17) Resta-lhe por isso para provar essa qualidade de herdeira a acção que agora intentou nos termos do art. 2075.º do Código Civil.
18) A Mma. Juiz a quo entendeu que a acção só poderia prosseguir se a Autora já tivesse a qualidade jurídica de herdeira.
19) Quer isto dizer que a Mma. Juiz a quo entende que o que se pretende com a acção já devia instruir a mesma.
20) Mas entende a requerente, salvo o devido respeito, que se a mesma tivesse meio de provar a sua qualidade de herdeira esta acção seria completamente inútil
21) Cujo fim que visa já estava alcançado.
22) E então limitar-se-ia a requerer o competente inventário para a partilha dos bens do de cujus.
23) Ou se fosse caso disso uma acção de reivindicação dos bens do mesmo que estivessem, indevidamente, em posse de terceiro.
24) Ou uma anulação de qualquer acto ou negócio jurídico que pudesse ou que tivesse sem o seu consentimento sido realizado implicado a transmissão dos bens para terceiro.
25) A presente acção não colide com o direito de personalidade na dimensão da identificação pessoal vertida no artigo 26 da CRP do falecido A….
26) Nem viola o direito de reserva da intimidade da vida privada do mesmo.
27) Enquanto foi vivo o A… sabia quem era o pai que assim o tratava e por ele era tratado.

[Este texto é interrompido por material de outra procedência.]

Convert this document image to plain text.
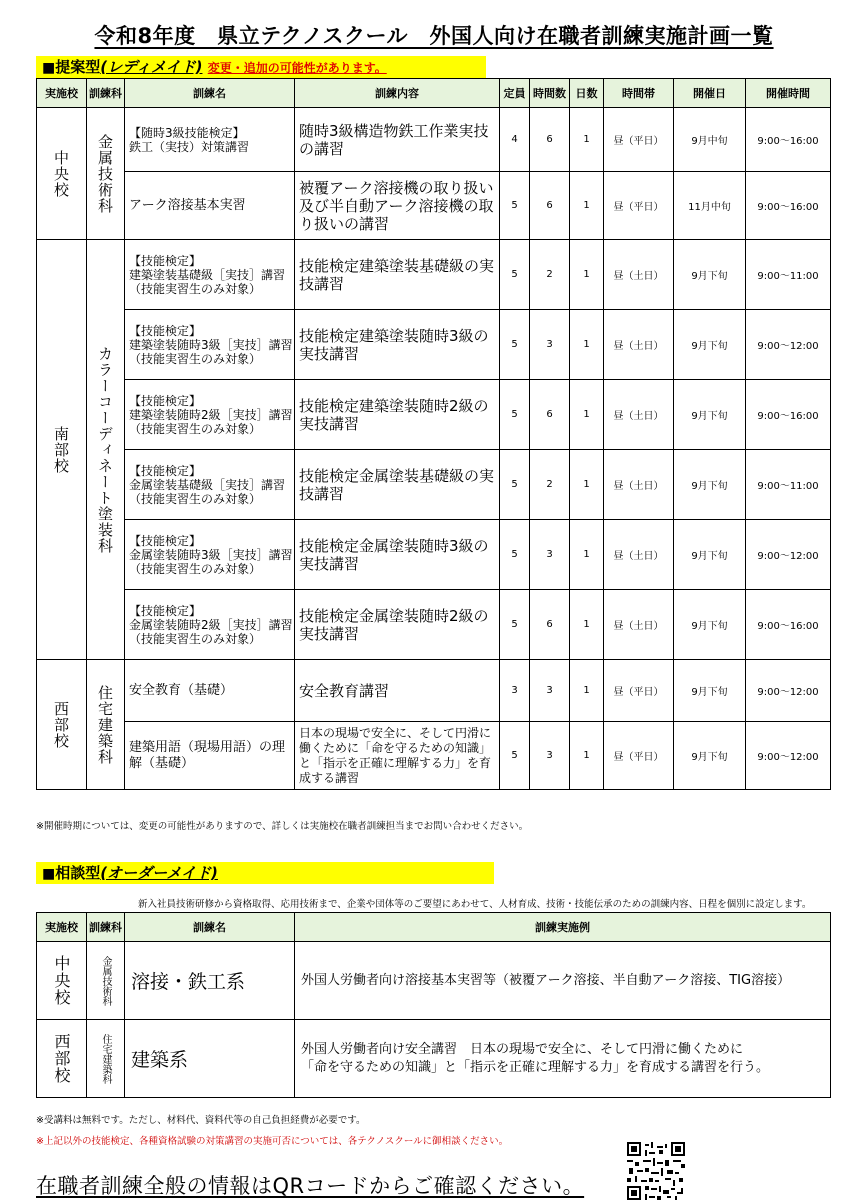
令和8年度　県立テクノスクール　外国人向け在職者訓練実施計画一覧
■提案型(レディメイド) 変更・追加の可能性があります。
実施校	訓練科	訓練名	訓練内容	定員	時間数	日数	時間帯	開催日	開催時間

中央校	金属技術科	【随時3級技能検定】
鉄工（実技）対策講習	随時3級構造物鉄工作業実技の講習	4	6	1	昼（平日）	9月中旬	9:00～16:00
		アーク溶接基本実習	被覆アーク溶接機の取り扱い及び半自動アーク溶接機の取り扱いの講習	5	6	1	昼（平日）	11月中旬	9:00～16:00

南部校	カラーコーディネート塗装科	【技能検定】
建築塗装基礎級［実技］講習
（技能実習生のみ対象）	技能検定建築塗装基礎級の実技講習	5	2	1	昼（土日）	9月下旬	9:00～11:00
		【技能検定】
建築塗装随時3級［実技］講習
（技能実習生のみ対象）	技能検定建築塗装随時3級の実技講習	5	3	1	昼（土日）	9月下旬	9:00～12:00
		【技能検定】
建築塗装随時2級［実技］講習
（技能実習生のみ対象）	技能検定建築塗装随時2級の実技講習	5	6	1	昼（土日）	9月下旬	9:00～16:00
		【技能検定】
金属塗装基礎級［実技］講習
（技能実習生のみ対象）	技能検定金属塗装基礎級の実技講習	5	2	1	昼（土日）	9月下旬	9:00～11:00
		【技能検定】
金属塗装随時3級［実技］講習
（技能実習生のみ対象）	技能検定金属塗装随時3級の実技講習	5	3	1	昼（土日）	9月下旬	9:00～12:00
		【技能検定】
金属塗装随時2級［実技］講習
（技能実習生のみ対象）	技能検定金属塗装随時2級の実技講習	5	6	1	昼（土日）	9月下旬	9:00～16:00

西部校	住宅建築科	安全教育（基礎）	安全教育講習	3	3	1	昼（平日）	9月下旬	9:00～12:00
		建築用語（現場用語）の理解（基礎）	日本の現場で安全に、そして円滑に働くために「命を守るための知識」と「指示を正確に理解する力」を育成する講習	5	3	1	昼（平日）	9月下旬	9:00～12:00
※開催時期については、変更の可能性がありますので、詳しくは実施校在職者訓練担当までお問い合わせください。
■相談型(オーダーメイド)
新入社員技術研修から資格取得、応用技術まで、企業や団体等のご要望にあわせて、人材育成、技術・技能伝承のための訓練内容、日程を個別に設定します。
実施校	訓練科	訓練名	訓練実施例

中央校	金属技術科	溶接・鉄工系	外国人労働者向け溶接基本実習等（被覆アーク溶接、半自動アーク溶接、TIG溶接）

西部校	住宅建築科	建築系	外国人労働者向け安全講習　日本の現場で安全に、そして円滑に働くために
「命を守るための知識」と「指示を正確に理解する力」を育成する講習を行う。
※受講料は無料です。ただし、材料代、資料代等の自己負担経費が必要です。
※上記以外の技能検定、各種資格試験の対策講習の実施可否については、各テクノスクールに御相談ください。
在職者訓練全般の情報はQRコードからご確認ください。
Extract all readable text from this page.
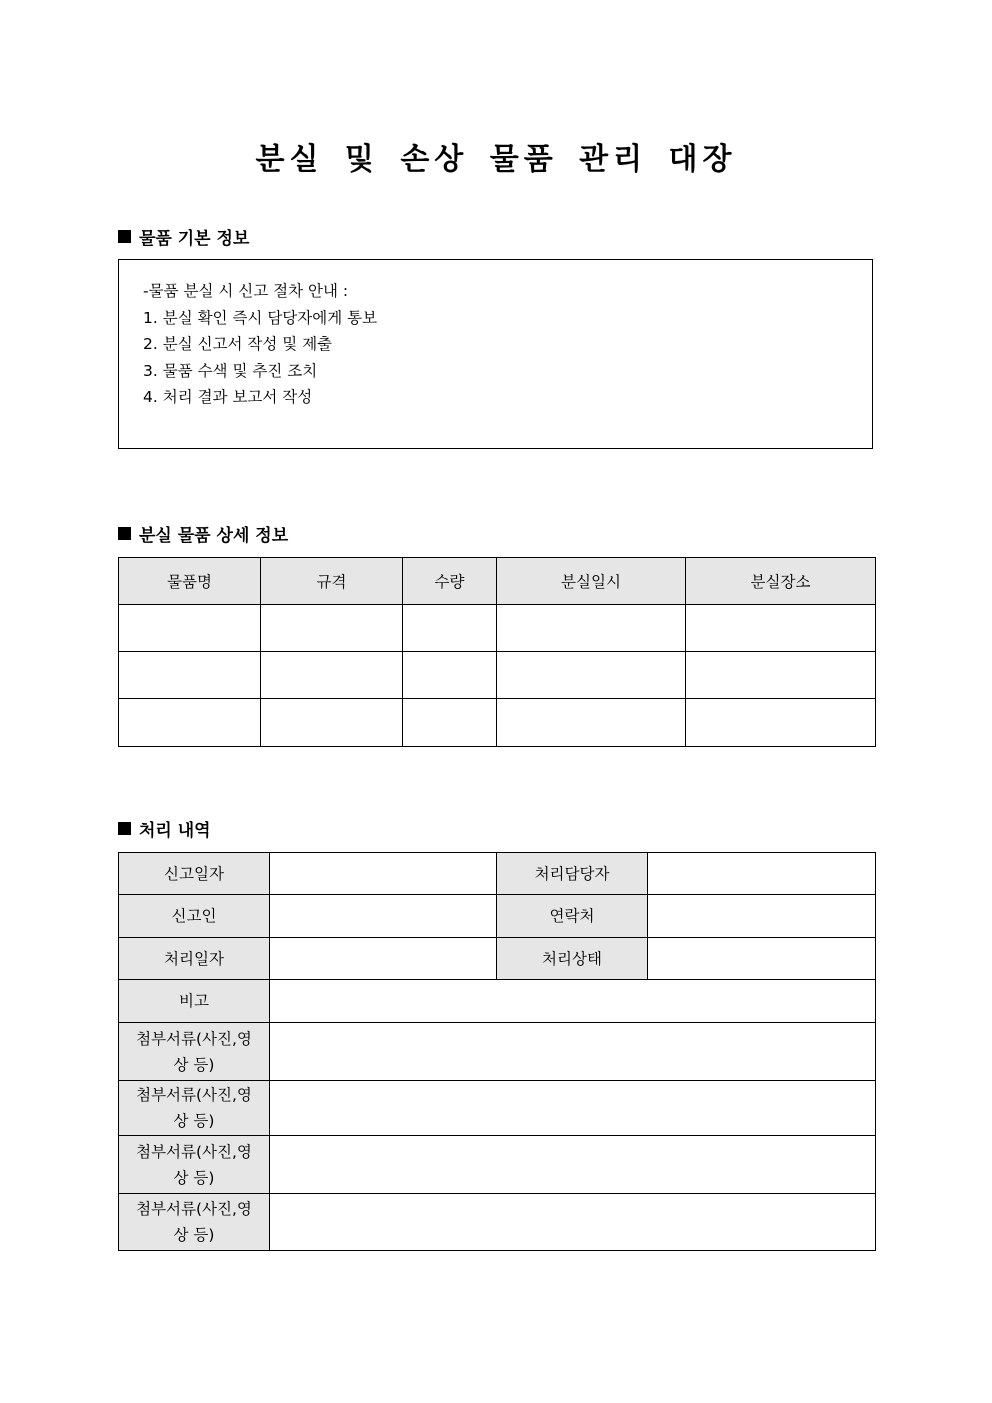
분실 및 손상 물품 관리 대장
물품 기본 정보
-물품 분실 시 신고 절차 안내 :
1. 분실 확인 즉시 담당자에게 통보
2. 분실 신고서 작성 및 제출
3. 물품 수색 및 추진 조치
4. 처리 결과 보고서 작성
분실 물품 상세 정보
물품명	규격	수량	분실일시	분실장소

처리 내역
신고일자		처리담당자	
신고인		연락처	
처리일자		처리상태	
비고			

첨부서류(사진,영
상 등)			

첨부서류(사진,영
상 등)			

첨부서류(사진,영
상 등)			

첨부서류(사진,영
상 등)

28) E a presente acção não viola aquela situação.
29) Os diversos Acórdãos citados e imanados das diversas instâncias superiores - STJ - 29/10/2009 Col. STJ n.º 3 2009 ; STJ 6752/08.TB2RASI.S1 in DGSI; STJ 07/10/2013 em DGSI 04A126 , ensinam que é por este meio - acção de petição da herança que alguém pede e vê reconhecido judicialmente a sua qualidade sucessória.
30) Este é o único meio que a recorrente tem para ver reconhecida a sua qualidade de herdeira de A….
31) Pelo que, a sua legitimidade é exuberante.
32) Não há no nosso modesto entender a verificação de caso julgado.
33) Há caso julgado quando há repetição de uma causa.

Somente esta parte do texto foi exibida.